Tuesday, January 26, 2021

We had to be drunk when we said we'd stop drinkin'.

 I'm near the end of that Hank Williams biography by Colin Escott. He's married to Billie Jean Jones, so about two months are left in his life. Pretty sure he's cut every song he's ever going to record and "Jambalaya" is his bullet right now. Legend goes "I'll Never Get Out of This World Alive" was Number One when he died, but that's not so.

 Swear before God, this may be the most depressing thing I've read in I don't know how long. I know a lot about Hank Williams. Indeed, I wrote a thesis on his impact on Southern culture and pop music way back when. Nevertheless, this book has plumbed some depths even I didn't know existed. That poor bastard was a mess by the time he left, and much of it had little to do with his alcoholism.
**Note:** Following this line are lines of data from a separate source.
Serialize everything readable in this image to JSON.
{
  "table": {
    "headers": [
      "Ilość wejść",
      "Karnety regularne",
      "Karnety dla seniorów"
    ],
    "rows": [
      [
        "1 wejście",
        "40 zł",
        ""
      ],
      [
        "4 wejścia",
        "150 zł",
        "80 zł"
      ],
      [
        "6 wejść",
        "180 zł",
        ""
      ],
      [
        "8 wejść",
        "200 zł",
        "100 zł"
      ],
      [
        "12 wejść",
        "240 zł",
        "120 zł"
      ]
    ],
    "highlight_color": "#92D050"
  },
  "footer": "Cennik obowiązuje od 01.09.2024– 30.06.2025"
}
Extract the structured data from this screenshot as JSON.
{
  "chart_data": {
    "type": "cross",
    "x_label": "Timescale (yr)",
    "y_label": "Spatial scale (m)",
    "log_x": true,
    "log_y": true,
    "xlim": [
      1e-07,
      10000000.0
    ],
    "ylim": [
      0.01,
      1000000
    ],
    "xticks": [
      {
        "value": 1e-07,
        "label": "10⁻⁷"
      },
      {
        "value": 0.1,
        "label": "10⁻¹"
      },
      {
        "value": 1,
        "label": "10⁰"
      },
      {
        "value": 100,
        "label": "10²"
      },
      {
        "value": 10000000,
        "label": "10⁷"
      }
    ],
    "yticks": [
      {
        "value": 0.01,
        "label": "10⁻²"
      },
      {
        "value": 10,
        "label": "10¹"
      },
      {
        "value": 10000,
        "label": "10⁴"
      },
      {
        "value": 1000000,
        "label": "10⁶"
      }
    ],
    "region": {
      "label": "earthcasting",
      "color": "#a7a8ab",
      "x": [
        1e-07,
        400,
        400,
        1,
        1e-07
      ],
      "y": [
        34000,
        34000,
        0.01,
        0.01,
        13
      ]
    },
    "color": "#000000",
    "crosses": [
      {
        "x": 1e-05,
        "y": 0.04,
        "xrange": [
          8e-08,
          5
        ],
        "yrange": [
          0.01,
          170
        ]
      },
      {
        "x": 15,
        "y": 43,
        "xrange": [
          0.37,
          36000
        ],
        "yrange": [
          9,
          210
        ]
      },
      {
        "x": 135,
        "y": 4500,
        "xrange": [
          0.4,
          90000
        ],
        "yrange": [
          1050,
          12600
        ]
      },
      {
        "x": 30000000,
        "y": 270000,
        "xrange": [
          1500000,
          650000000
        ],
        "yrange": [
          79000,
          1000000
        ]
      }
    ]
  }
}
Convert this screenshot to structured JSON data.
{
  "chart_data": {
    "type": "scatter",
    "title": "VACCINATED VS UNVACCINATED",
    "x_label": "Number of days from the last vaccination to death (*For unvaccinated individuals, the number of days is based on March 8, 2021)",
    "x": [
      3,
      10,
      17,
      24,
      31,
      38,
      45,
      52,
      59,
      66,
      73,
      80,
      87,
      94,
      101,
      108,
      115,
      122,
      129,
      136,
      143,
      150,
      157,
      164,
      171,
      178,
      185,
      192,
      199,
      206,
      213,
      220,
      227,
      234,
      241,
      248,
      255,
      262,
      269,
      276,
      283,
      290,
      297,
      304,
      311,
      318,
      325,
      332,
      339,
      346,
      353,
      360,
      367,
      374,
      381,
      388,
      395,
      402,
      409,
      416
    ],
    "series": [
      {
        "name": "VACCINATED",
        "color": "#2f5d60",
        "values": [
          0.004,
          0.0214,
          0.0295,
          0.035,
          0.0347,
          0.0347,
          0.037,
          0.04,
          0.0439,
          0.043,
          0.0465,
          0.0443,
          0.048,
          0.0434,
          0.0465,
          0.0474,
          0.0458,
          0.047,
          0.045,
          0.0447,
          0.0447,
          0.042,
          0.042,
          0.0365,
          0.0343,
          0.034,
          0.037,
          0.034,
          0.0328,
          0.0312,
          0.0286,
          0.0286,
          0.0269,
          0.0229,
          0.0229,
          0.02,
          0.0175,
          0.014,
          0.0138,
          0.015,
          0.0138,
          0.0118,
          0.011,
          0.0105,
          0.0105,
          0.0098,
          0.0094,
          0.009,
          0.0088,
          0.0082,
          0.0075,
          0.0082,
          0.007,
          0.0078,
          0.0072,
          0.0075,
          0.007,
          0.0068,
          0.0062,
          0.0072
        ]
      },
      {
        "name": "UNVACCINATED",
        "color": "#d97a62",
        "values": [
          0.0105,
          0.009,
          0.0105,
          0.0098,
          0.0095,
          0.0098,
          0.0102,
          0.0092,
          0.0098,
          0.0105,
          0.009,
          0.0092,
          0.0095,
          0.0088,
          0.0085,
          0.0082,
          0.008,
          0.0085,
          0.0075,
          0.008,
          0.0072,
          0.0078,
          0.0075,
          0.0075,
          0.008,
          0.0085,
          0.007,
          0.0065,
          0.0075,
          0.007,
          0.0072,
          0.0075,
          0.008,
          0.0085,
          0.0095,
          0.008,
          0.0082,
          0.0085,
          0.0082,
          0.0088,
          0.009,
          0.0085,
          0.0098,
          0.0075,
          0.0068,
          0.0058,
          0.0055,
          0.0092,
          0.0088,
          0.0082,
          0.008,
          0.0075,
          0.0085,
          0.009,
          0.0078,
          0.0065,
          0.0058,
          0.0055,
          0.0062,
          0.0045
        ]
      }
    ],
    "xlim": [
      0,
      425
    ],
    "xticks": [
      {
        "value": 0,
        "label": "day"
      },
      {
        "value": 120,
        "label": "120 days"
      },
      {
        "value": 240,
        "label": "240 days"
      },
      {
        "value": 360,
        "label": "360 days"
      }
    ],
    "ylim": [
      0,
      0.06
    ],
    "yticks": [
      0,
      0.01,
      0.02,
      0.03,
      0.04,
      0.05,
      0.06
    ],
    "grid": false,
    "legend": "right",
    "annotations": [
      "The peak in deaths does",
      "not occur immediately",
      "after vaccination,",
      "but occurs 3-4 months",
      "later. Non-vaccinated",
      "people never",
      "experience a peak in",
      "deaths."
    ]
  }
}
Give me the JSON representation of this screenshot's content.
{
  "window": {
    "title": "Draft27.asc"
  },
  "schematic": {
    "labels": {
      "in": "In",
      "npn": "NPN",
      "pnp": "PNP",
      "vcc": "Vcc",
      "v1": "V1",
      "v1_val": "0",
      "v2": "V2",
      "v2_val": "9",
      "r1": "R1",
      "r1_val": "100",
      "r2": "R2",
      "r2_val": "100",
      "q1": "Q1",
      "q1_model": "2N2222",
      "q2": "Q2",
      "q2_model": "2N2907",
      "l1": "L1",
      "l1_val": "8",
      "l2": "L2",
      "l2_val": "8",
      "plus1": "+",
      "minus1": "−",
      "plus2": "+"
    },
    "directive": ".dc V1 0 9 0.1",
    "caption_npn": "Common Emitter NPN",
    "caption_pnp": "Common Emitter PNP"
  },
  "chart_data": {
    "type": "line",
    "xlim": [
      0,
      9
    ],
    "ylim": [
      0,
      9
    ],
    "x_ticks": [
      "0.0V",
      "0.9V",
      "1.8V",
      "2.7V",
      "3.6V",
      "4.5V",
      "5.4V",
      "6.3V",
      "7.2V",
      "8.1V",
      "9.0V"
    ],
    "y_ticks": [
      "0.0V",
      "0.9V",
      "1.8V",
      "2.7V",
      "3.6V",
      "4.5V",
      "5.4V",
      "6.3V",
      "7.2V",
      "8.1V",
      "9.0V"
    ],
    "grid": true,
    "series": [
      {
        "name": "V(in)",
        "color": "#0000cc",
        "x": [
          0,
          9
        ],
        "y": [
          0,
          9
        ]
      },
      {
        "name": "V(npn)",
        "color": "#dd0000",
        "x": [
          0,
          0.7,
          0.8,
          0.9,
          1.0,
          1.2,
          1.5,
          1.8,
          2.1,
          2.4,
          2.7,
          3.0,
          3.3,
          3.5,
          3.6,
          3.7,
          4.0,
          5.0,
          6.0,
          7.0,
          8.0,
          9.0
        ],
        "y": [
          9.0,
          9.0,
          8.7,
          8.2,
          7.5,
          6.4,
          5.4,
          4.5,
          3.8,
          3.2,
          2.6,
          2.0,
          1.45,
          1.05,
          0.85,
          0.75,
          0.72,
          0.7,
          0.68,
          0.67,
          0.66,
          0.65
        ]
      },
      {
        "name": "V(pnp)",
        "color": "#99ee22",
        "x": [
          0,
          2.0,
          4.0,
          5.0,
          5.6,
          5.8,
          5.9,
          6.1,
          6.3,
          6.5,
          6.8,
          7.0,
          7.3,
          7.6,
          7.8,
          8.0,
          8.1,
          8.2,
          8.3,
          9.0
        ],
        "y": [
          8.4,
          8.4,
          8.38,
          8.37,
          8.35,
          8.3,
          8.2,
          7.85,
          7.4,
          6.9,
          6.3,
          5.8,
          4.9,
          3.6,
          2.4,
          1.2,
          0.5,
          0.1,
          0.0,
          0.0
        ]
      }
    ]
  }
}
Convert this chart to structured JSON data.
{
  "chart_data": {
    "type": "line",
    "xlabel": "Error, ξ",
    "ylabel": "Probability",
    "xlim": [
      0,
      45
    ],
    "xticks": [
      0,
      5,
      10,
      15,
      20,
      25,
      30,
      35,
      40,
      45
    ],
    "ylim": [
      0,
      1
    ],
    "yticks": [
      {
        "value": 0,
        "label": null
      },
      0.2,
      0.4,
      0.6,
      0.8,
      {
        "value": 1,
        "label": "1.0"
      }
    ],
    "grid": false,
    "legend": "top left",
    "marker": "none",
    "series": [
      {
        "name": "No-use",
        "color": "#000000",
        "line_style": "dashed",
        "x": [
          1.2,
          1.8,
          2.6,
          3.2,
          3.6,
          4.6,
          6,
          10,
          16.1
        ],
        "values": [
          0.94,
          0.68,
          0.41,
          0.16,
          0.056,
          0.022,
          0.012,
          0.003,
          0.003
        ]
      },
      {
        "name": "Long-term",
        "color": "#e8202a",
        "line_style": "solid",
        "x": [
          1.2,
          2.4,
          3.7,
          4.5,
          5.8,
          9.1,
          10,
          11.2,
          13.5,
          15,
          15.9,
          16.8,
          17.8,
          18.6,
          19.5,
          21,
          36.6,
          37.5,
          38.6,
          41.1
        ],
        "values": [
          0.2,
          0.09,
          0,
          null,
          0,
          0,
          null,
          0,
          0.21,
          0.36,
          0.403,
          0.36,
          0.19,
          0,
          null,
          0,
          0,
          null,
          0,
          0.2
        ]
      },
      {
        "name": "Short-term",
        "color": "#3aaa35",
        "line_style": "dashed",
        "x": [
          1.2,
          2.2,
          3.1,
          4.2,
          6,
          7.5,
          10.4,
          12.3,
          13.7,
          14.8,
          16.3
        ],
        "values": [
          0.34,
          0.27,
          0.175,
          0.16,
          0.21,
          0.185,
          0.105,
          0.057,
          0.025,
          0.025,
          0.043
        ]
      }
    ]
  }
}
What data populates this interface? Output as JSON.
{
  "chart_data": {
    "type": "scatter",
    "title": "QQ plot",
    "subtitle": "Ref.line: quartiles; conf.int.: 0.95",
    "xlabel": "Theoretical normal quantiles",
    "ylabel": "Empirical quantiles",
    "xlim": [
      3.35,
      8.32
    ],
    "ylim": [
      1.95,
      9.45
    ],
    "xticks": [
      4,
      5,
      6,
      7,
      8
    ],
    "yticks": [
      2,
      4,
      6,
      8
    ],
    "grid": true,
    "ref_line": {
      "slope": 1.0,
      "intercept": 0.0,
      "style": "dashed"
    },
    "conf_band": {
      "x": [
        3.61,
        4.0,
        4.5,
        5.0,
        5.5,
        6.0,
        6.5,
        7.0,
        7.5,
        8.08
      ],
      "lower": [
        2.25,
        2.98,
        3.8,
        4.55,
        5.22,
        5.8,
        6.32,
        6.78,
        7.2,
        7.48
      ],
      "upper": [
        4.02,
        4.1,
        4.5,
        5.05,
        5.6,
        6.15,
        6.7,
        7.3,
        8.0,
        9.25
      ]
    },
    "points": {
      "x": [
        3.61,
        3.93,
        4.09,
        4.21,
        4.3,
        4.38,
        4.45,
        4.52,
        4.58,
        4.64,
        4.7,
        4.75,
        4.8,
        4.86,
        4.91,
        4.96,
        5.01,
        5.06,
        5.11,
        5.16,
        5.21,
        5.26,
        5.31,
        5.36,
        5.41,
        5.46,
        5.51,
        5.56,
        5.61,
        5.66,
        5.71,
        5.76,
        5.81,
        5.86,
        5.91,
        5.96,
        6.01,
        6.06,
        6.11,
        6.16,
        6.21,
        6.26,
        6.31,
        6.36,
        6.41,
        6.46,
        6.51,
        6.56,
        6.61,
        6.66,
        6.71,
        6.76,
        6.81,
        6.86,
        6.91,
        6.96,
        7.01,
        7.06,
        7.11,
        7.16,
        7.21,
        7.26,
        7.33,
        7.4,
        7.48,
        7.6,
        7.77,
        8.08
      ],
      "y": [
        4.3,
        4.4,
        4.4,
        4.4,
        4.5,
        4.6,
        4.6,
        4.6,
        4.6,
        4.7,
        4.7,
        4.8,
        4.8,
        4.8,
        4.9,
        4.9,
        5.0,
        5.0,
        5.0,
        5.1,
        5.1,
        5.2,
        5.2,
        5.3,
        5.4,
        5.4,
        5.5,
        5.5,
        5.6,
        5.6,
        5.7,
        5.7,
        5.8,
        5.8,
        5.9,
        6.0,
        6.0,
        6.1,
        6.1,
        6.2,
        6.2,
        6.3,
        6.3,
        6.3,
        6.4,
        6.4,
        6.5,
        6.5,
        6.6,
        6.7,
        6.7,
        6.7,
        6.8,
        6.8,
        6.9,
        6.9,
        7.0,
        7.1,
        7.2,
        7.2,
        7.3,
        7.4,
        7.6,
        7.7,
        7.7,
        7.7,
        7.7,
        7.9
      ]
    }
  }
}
His back problems, spina bifida occulta, can lead to incontinence, so Ol' Hank went out pissing and shitting himself. I knew that, but I thought it was due to being a drunk. Goddamn.

 Don't get it twisted, he was a full-on drunk and had been since around 14 or so. My father and grandfather both were alcoholics, so what I'm reading is awfully familiar. He'd do just fine for weeks at a time but inevitably fell off the wagon. And when he drank, he drank himself into a coma, not just occasionally, but every time. He wasn't a fun drunk, either, and would get mean as a rattlesnake when he got plastered. Fortunately, he couldn't handle his liquor so it didn't take long.

 His story is a pretty damn sad one. As a working musician, he only had maybe a half-dozen years and only just over four of those were recorded. He was a pain in the dick to work for and with, but if promoters or A&R men or whoever could take advantage of him, they did. Miss Audrey was a harridan and couldn't carry a tune in a bucket, but goddamn, she put up with a lot of shit. More shit than she deserved, that's for damn sure.

 I didn't know he flirted with movies, either, but he did. He was signed to a contract with MGM but ducked the film, which was... well, I don't know. One of his undeniable strengths was his ability to hold an audience in the palm of his hand - when he was sober, anyway - so maybe it would've worked. Probably not, though.

 It's often wondered how things would've been had Ol' Hank not been such a nightmarish drunk, but I don't know if you can separate that from him and he'd still be Hank Williams. His appeal was partly based on the pure misery and heartsick in his voice. Buddha's First Noble Truth in human form. Hank Jr. was, as my doctor said of me, disgustingly healthy and is a big bear of a man. Apparently, he was a 10-pound baby, so he was big from the start. Hank III is a healthy lad, too, though his vocal semblance to his grandfather is superficial and mostly a put-on. He sounds more like Wayne Cochran, in any event.

 Anyhow. I don't know where to go from here except I'll be glad when I finish that damn book. I love me some Hank Williams and find his story fascinating, but it is depressing as hell. Video game-wise, I've been fooling with the Shadowrun computer games along with the Ultima series. For those who don't know, it's from a tabletop RPG where the sitting is a cyberpunk world after - and partly caused by - magic reentering the world, along with elves and dwarves and trolls and all that. A fun RPG in a rich world with turn-based combat and an isometric top-down view. Check it out.

 That's a good place to twist it off, I think. As always, if I come up with something interesting, I'll come back. And, as always, it probably won't happen.